Foreign Policy and America’s Role in the World

America must always be a force for freedom.  President Obama made many mistakes in our foreign policy and because of those mistakes, we are no longer trusted by our allies or respected by our enemies. America must keep its word to ally and adversary alike. We need to reject the Iran nuclear deal, stop drawing red lines we don’t mean to enforce and deny the UN the power to control our actions.  We must be fully engaged and leading from a position of strength. That’s a real formula for peace through strength.

From World War II until President Obama took office, America was the respected and trusted leader of the free world. We stood up to the threat of Soviet communism and defeated it. When the Berlin Wall crumbled in 1989, there began a new birth of freedom in Europe and many other regions. But even before that, the rise of radical Islam began to enslave many peoples, an enormous threat to freedom that continues to rise because Obama refuses to deal with it.

President Obama believed that a weaker America makes the world safer and that we have no greater place in the world than any of the UN’s other members. That’s flat wrong. America offers the freedoms, preserved by our Constitution, that ensure life, liberty and the ability to prosper. Our moral, religious and Constitutional systems make us superior to the many nations that don’t offer those freedoms.

Call it what you will, American exceptionalism is a fact, and that makes our place in the world what it has always been. America is a force for freedom, an untiring voice against oppression and slavery, and a stabilizing force. We have the right and the duty to defend ourselves and our allies. To do so we must act – diplomatically, economically and when necessary militarily — from a position of global strength.

Our foreign policy must be based on the understanding that both the neocons and the isolationists are wrong. The neocons are too willing to go to war to reshape the world. On the other hand, the isolationists refuse to recognize threats to our vital national security interests that have to be deterred or defeated. Their weakness only encourages aggression.

We should never engage in nation-building or fight indecisive wars. War is always a last resort. But there are some acts of aggression that have to be defeated. As we learned in Vietnam, Iraq and Afghanistan, if you do not fight a war in a manner calculated to win it decisively, you will lose inevitably.

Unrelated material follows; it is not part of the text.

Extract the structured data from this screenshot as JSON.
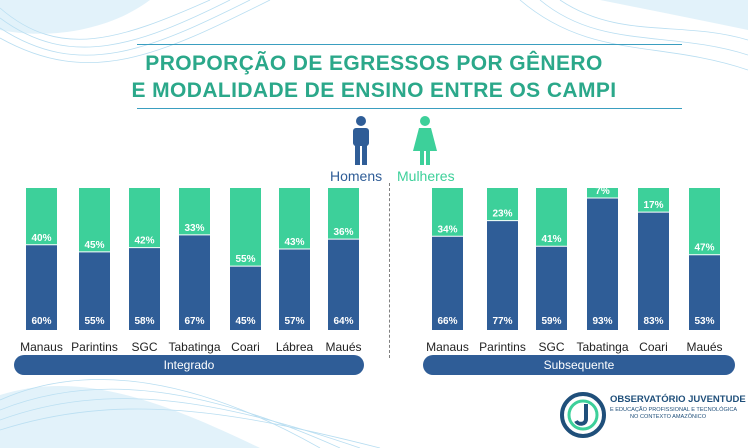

We must engage constructively with our allies and with our adversaries to our mutual benefit. We should never draw “red lines” against an adversary’s action unless we mean to enforce them. We must not sacrifice America’s credibility to phony “red lines,” nor allow the United Nations to control any aspect of our foreign policy as Obama has done in his dangerous Iran deal.

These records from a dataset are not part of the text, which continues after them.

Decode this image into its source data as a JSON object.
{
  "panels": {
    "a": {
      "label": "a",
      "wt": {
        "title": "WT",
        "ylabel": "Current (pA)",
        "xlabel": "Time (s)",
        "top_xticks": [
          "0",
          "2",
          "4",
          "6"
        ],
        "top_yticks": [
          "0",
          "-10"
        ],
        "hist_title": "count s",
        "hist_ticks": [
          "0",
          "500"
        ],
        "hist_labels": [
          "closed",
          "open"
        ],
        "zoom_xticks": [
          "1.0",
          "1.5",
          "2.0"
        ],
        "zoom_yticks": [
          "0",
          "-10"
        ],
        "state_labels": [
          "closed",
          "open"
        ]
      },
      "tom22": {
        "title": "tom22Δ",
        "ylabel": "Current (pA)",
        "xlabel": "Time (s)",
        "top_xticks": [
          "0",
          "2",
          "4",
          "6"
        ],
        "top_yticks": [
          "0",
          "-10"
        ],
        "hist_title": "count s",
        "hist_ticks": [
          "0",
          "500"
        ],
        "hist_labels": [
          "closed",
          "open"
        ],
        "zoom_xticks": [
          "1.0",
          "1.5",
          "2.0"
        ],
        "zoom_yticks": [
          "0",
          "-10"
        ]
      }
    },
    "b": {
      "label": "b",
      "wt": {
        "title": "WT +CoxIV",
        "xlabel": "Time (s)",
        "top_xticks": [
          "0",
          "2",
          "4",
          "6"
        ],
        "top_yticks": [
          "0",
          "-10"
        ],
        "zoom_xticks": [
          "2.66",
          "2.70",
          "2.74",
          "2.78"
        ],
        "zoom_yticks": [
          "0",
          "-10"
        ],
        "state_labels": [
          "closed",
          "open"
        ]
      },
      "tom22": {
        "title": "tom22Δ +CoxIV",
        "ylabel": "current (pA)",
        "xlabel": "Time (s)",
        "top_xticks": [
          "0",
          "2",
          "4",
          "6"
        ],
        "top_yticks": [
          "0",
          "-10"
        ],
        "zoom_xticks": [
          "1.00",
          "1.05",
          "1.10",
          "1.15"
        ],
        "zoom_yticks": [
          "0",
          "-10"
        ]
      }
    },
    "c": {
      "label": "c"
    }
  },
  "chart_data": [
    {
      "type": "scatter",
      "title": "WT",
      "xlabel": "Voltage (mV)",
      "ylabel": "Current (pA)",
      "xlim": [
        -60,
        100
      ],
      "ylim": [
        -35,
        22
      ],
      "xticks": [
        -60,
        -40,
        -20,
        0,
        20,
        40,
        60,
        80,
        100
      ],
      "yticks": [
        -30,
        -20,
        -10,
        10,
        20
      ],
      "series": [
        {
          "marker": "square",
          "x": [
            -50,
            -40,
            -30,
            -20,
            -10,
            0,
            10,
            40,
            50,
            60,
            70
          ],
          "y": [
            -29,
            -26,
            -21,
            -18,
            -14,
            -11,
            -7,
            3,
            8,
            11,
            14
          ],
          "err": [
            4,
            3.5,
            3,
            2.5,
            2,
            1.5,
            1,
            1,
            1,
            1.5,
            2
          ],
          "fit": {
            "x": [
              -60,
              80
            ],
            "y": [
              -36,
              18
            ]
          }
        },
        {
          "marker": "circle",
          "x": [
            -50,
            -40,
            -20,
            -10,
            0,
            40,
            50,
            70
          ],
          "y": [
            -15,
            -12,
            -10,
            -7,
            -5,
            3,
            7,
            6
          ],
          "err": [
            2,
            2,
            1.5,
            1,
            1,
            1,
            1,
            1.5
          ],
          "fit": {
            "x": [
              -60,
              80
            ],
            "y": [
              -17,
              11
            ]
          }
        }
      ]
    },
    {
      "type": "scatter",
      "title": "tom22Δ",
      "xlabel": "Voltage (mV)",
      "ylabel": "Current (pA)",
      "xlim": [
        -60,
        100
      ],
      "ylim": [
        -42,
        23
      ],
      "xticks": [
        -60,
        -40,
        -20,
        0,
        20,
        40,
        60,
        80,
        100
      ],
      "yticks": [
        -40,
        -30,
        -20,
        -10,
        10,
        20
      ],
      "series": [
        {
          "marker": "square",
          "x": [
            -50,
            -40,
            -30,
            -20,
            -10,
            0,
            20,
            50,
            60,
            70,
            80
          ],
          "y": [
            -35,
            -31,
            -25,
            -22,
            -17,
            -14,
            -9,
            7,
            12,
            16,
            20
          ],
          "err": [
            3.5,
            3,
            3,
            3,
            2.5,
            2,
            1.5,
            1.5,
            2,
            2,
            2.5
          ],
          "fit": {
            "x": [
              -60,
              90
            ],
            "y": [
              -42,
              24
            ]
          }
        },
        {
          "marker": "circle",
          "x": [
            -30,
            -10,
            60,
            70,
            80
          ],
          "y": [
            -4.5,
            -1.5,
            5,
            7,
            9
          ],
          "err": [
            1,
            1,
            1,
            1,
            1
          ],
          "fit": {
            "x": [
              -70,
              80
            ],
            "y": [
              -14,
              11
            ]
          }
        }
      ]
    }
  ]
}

We cannot rely on the United Nations to produce a diplomatic resolution to any significant problem. We must conduct American foreign policy in America’s interests with the objective, always, of keeping the peace. But our diplomacy will be conducted in a manner that uses all of our national assets – diplomatic, economic and military – to best advantage.

As the Obama foreign policy has proved time and again, weakness is provocative. We must always retain the option of acting unilaterally, but we should prefer to function internationally through real alliances with dedicated allies both new and old. Our diplomatic adversaries will quickly learn the difference between our vetoing a UN resolution and our sending an aircraft carrier battle group. We must neither demonstrate weakness nor provoke aggression. And, at all times, we must ensure that we have the ability to deter or defeat any significant threat.

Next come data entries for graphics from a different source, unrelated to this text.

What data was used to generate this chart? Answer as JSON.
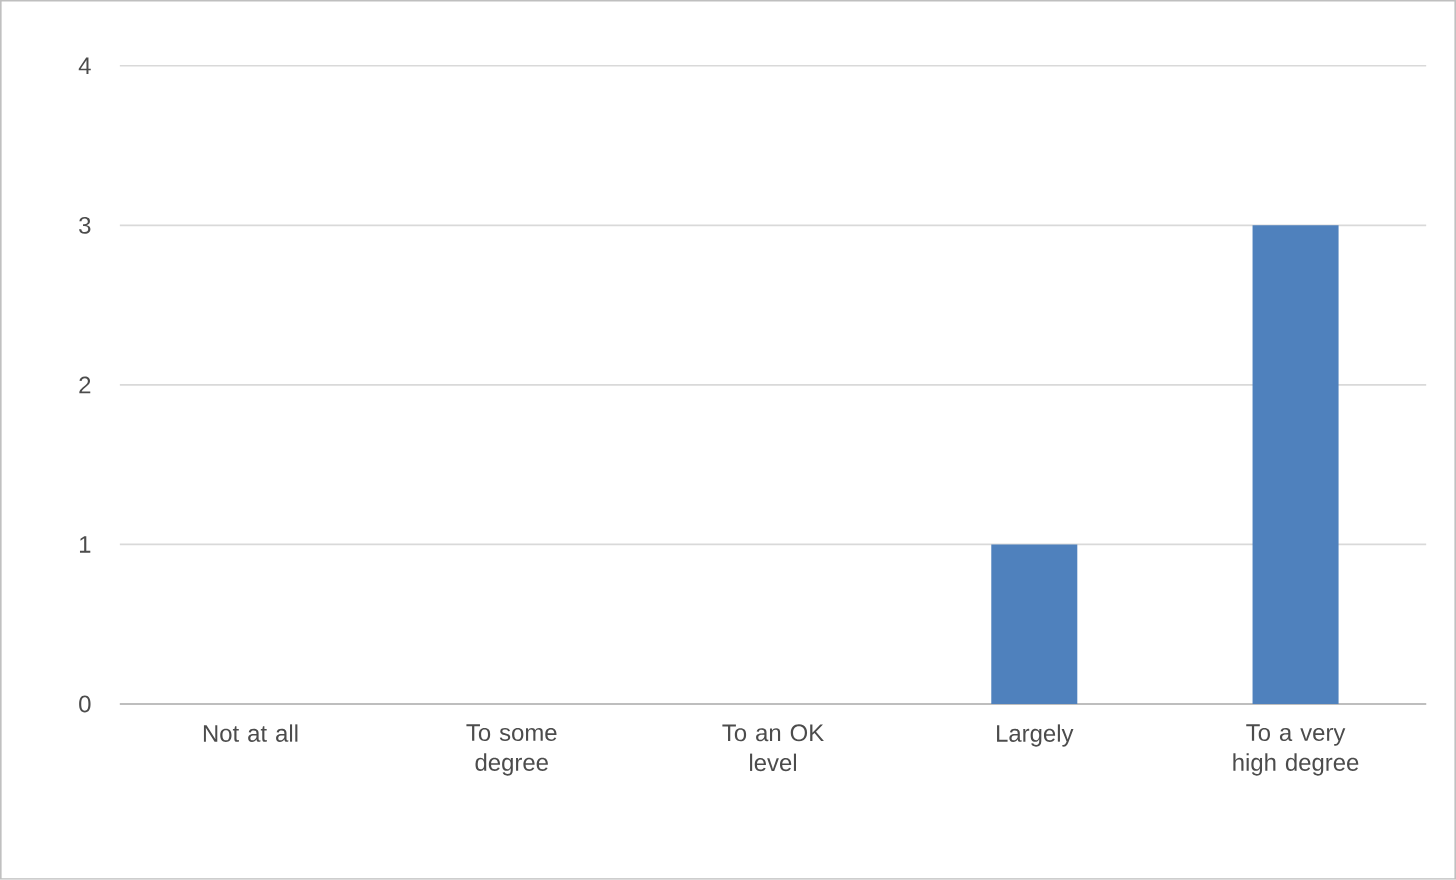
{
  "chart_data": {
    "type": "bar",
    "categories": [
      "Not at all",
      "To some degree",
      "To an OK level",
      "Largely",
      "To a very high degree"
    ],
    "values": [
      0,
      0,
      0,
      1,
      3
    ],
    "color": "#4f81bd",
    "ylim": [
      0,
      4
    ],
    "yticks": [
      0,
      1,
      2,
      3,
      4
    ],
    "grid": "y"
  }
}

We must recreate America’s foreign policy in accordance with those specific principles.

When Obama and Hillary Clinton began implementing his “transformational” foreign policy they began a process that has, intentionally in accordance with his plan, forfeited America’s influence and power. Obama has done this by shunning our allies and embracing our enemies. He has broken other presidents’ commitments to allies, such as President Bush’s promise of a ground-based missile defense system in Poland to protect Europe. And he has engaged in extremely unwise agreements, such as the new Iran nuclear weapons deal, which place our allies in the Middle East, including Saudi Arabia and Israel, under the intolerable threat of a nuclear-armed Iran.

One measure of the great harm Mr. Obama has done is the number of nations that used to depend on us to guide their foreign policies and now reject our leadership. NATO is adrift. Saudi Arabia, among others in the Middle East, has made it clear that it will no longer follow America’s policy lead. Many other nations are going their own ways because we are not trusted. We must correct that and again make our nation the trusted and respected leader it was for so long.

President Trump will bear the heavy burden of repairing the damage Obama has done. America needs to again be a force for freedom and stability in the world. To do that, we first need to re-earn the trust of our allies and re-earn the respect of our enemies. If we are going to re-earn that trust we must do it in a way that respects our allies.

To re-earn our allies trust – and our adversaries’ respect — we need to take foreign policy actions aimed specifically to correct Obama’s mistakes.

That is a plan from which we can derive the specifics of national defense and foreign policy. It is a plan to achieve peace through strength and responsible, constructive engagement with the world.